My on call period starts at 37 weeks and lasts until my client gives birth. (37 weeks is considered full term, and most healthy pregnancies will last to 37 weeks or beyond.) Starting at 37 weeks, my phone is set up so that your call always rings through; I’m in town and ready to go; and I’m available 24/7 to join you in labor.
So what happens if you go into labor early? On two occasions, clients have gone into labor a little before 37 weeks, and in both cases I was still able to join them. Keep in mind that even when I’m not yet on call for one particular client, I’m likely still on call for someone else.

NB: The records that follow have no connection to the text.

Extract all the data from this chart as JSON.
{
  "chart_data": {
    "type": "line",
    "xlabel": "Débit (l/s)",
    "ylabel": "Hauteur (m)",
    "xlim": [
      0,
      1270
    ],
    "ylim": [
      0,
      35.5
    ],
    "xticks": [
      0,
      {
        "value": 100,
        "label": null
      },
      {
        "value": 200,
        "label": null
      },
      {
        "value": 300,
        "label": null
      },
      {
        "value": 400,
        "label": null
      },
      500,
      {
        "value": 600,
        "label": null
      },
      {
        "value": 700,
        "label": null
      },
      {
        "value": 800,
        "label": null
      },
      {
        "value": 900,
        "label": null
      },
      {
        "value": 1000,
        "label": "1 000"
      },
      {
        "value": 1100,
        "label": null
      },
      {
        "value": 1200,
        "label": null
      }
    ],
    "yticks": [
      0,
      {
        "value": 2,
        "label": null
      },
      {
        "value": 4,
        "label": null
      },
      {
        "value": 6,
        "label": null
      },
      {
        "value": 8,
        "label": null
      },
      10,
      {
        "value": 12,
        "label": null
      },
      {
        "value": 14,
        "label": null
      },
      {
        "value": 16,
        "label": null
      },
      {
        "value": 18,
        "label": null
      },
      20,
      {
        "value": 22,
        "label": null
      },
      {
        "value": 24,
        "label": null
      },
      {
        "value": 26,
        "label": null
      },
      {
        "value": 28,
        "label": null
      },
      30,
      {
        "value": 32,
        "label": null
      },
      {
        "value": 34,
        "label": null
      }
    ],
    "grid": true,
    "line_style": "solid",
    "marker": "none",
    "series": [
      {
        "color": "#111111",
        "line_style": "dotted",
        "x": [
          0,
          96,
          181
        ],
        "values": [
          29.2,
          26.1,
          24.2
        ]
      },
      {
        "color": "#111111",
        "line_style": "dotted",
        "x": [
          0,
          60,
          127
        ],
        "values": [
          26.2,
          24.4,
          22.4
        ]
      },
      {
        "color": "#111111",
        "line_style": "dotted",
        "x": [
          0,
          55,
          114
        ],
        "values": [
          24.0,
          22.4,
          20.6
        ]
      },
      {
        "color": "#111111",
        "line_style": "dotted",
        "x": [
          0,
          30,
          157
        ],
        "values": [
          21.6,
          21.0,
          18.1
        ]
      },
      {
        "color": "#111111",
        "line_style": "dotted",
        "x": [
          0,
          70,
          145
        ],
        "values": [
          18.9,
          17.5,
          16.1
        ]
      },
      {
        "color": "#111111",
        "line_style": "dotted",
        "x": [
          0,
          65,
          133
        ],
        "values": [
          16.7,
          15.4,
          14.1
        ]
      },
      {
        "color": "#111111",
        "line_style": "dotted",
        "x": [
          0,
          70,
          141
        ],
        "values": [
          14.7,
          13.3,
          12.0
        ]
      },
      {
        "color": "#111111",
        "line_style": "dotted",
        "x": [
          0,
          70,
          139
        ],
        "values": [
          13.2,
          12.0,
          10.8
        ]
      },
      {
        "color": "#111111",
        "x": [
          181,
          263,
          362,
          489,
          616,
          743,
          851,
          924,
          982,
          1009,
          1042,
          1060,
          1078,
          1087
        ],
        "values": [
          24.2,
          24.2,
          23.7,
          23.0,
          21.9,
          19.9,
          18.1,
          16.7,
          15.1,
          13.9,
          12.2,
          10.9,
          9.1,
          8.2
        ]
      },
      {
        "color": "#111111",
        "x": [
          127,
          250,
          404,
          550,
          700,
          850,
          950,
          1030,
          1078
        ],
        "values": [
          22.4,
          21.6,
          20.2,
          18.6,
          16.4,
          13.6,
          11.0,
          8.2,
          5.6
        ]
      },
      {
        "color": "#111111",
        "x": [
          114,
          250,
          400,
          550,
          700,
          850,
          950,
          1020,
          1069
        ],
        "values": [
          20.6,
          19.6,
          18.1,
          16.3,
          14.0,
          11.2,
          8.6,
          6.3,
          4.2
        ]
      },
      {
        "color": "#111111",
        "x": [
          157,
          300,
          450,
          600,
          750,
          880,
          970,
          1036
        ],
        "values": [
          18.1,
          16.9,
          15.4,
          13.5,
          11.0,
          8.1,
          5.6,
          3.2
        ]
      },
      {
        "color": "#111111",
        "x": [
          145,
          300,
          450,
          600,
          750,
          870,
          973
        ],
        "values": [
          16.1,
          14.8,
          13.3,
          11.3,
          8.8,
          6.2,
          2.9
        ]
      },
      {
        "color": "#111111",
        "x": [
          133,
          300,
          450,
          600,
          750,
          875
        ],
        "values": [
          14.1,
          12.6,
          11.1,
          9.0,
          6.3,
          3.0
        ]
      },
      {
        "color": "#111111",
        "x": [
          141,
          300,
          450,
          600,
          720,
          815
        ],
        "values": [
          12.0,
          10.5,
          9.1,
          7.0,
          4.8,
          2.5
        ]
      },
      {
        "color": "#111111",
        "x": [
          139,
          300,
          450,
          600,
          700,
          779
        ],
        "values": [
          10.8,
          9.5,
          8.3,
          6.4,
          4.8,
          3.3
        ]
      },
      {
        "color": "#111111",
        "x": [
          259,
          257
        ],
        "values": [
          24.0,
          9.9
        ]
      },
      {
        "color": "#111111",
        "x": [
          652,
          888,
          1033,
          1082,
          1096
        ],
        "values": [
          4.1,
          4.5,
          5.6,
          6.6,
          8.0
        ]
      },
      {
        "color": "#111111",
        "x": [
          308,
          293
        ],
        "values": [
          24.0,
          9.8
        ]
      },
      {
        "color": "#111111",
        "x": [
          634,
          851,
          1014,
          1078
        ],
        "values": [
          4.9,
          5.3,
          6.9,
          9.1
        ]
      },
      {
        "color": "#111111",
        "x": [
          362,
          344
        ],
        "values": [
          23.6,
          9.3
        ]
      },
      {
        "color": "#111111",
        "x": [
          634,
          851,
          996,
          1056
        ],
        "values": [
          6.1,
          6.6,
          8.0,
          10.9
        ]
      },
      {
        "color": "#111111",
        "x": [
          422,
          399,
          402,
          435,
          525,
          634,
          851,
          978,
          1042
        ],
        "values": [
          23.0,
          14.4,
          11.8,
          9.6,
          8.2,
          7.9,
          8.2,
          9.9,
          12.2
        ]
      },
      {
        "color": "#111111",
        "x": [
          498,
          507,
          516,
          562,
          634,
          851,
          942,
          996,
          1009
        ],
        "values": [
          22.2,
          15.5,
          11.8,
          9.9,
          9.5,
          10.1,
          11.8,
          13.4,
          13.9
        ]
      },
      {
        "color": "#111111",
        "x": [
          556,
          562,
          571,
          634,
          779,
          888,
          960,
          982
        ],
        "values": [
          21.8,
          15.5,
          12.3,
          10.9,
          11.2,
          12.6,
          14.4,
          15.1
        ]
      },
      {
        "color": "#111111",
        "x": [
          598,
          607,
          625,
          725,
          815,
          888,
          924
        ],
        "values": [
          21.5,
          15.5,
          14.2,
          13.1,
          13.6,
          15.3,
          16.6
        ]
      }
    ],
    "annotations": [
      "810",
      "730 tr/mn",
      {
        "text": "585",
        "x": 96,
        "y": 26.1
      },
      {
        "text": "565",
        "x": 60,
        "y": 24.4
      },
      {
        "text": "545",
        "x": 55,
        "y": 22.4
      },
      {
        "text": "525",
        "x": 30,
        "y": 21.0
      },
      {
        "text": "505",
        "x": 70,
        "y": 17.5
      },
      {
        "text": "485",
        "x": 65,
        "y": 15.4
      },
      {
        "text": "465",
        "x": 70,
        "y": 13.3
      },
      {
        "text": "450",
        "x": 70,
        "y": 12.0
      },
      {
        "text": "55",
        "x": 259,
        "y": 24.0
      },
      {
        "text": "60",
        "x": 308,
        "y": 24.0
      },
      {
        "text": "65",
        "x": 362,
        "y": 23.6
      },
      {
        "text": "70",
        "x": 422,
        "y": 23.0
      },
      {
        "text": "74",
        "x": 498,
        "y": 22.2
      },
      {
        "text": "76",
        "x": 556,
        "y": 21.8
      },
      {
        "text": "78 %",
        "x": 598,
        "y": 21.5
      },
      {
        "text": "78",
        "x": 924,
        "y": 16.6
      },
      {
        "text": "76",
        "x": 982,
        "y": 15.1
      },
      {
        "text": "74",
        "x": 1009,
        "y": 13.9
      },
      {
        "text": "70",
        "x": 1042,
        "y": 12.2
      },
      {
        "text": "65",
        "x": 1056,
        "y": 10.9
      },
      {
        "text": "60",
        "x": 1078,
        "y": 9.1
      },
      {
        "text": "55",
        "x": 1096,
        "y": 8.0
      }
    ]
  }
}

I use this 37 week marker to allow myself a few times each year when I can be a little less attached to my phone, take that long hike at Turkey Mountain, or maybe even get out of town for a night or two. In October, for example, all of my clients had given birth before the last weekend of the month, and I didn’t have anyone else due for about 5 weeks. My wife and I took an impromptu overnight trip to Bentonville to visit Crystal Bridges art museum; it might as well have been a week-long beach vacation for how luxurious it felt to take a last-minute trip!
I always work with dedicated back-up doulas, because even with my most careful planning, I could have more than one client in labor at the same time, or I could come down with the flu or have a family emergency. On occasion, I partner with a specific back-up doula if I know I’ll be unavailable during part of the on call period for any given client, or if I have a trip planned right before the on call period begins.
My Backup Doula(s)
My current back-up doulas are fantastic doulas who are participating in a mentoring group with me. Brigid Vance and Molly Sinnett both trained with toLabor, the doula organization I trained and certified with. When I began mentoring other toLabor doulas in the area, both of these women stood out to me for their passion, kindness, and desire to help families have more satisfying birth experiences.
After matching you up with your back-up doula, I will send you an email introducing you to each other and encouraging you to set up a time to chat briefly if you’d like to get to know your back up doula better. Brigid is also a Child Passenger Safety Technician, and available to help you check your car seat installation. Many parents will arrange to meet her in this capacity!
(As Brigid and Molly work towards certification, they are also available to attend your birth as a second set of helping hands. Let me know if you are interested in this option at no additional cost in your doula package.)